Thu. Apr 30th, 2026

Tullow Oil has confirmed that four additional wells at the Jubilee field offshore Ghana are scheduled to come on stream between June and September 2026, as the UK-headquartered independent builds on a stronger-than-expected production start to the year.

Six Jubilee wells in total are expected to come online in 2026 — five producers and one water injector. Two producers, J74-P and J75-P, are already active. The next three producers are due in June and July, with the final water injector well following in September. Riser-based gas lift is being used across the field to sustain production rates and counteract natural reservoir declines, with the east-side gas lift now operational and a west-side installation approved for full implementation in 2027.
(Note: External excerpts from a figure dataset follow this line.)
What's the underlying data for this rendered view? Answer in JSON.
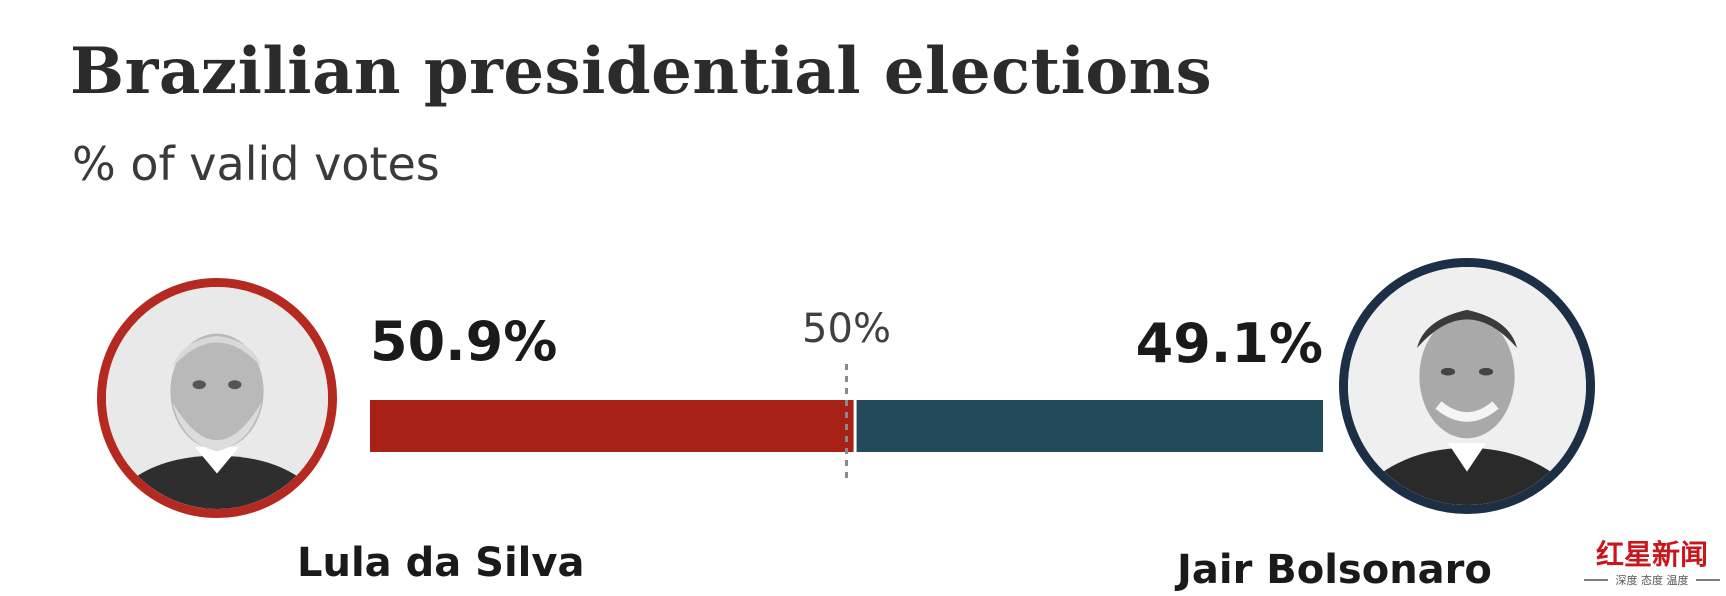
{
  "title": "Brazilian presidential elections",
  "subtitle": "% of valid votes",
  "chart_data": {
    "type": "bar",
    "orientation": "horizontal-stacked",
    "title": "Brazilian presidential elections",
    "subtitle": "% of valid votes",
    "xlim": [
      0,
      100
    ],
    "reference_line": {
      "value": 50,
      "label": "50%"
    },
    "series": [
      {
        "name": "Lula da Silva",
        "value": 50.9,
        "label": "50.9%",
        "color": "#a82117"
      },
      {
        "name": "Jair Bolsonaro",
        "value": 49.1,
        "label": "49.1%",
        "color": "#234a5a"
      }
    ]
  },
  "candidates": {
    "left": {
      "name": "Lula da Silva",
      "ring_color": "#b52a20"
    },
    "right": {
      "name": "Jair Bolsonaro",
      "ring_color": "#1c2f47"
    }
  },
  "watermark": {
    "logo_text": "红星新闻",
    "tagline": "深度 态度 温度",
    "color": "#c9161d"
  }
}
Tullow reported net oil production from Ghana of 35.4 thousand barrels of oil per day in the first quarter of 2026, up from an average of 32.5 kbopd net across 2025. Average facility uptime across the FPSOs held at 97 percent. Gross production from Jubilee averaged 60.9 kbopd in 2025, while the TEN fields averaged 16.0 kbopd gross, both above original expectations.

A significant operational milestone came in May 2025 with the replacement of the FPSO TEN flare tip, resulting in an approximately 50 percent reduction in routine flaring from July 2025. The extension of Tullow’s Ghanaian petroleum agreements to 2040 is expected to deliver an increase in net 2P reserves of over 10 million barrels of oil equivalent, while the recent purchase of the FPSO TEN vessel is projected to yield cost savings by eliminating its substantial annual lease payment and capturing operational synergies with the Jubilee FPSO.

Chief Executive Ian Perks said the positive start to the 2025–26 Jubilee drilling campaign highlights the quality and potential of Tullow’s Ghana assets. He also pointed to the FPSO TEN acquisition and the extended petroleum agreements as developments that have strengthened the company’s platform for sustainable growth alongside stronger oil prices.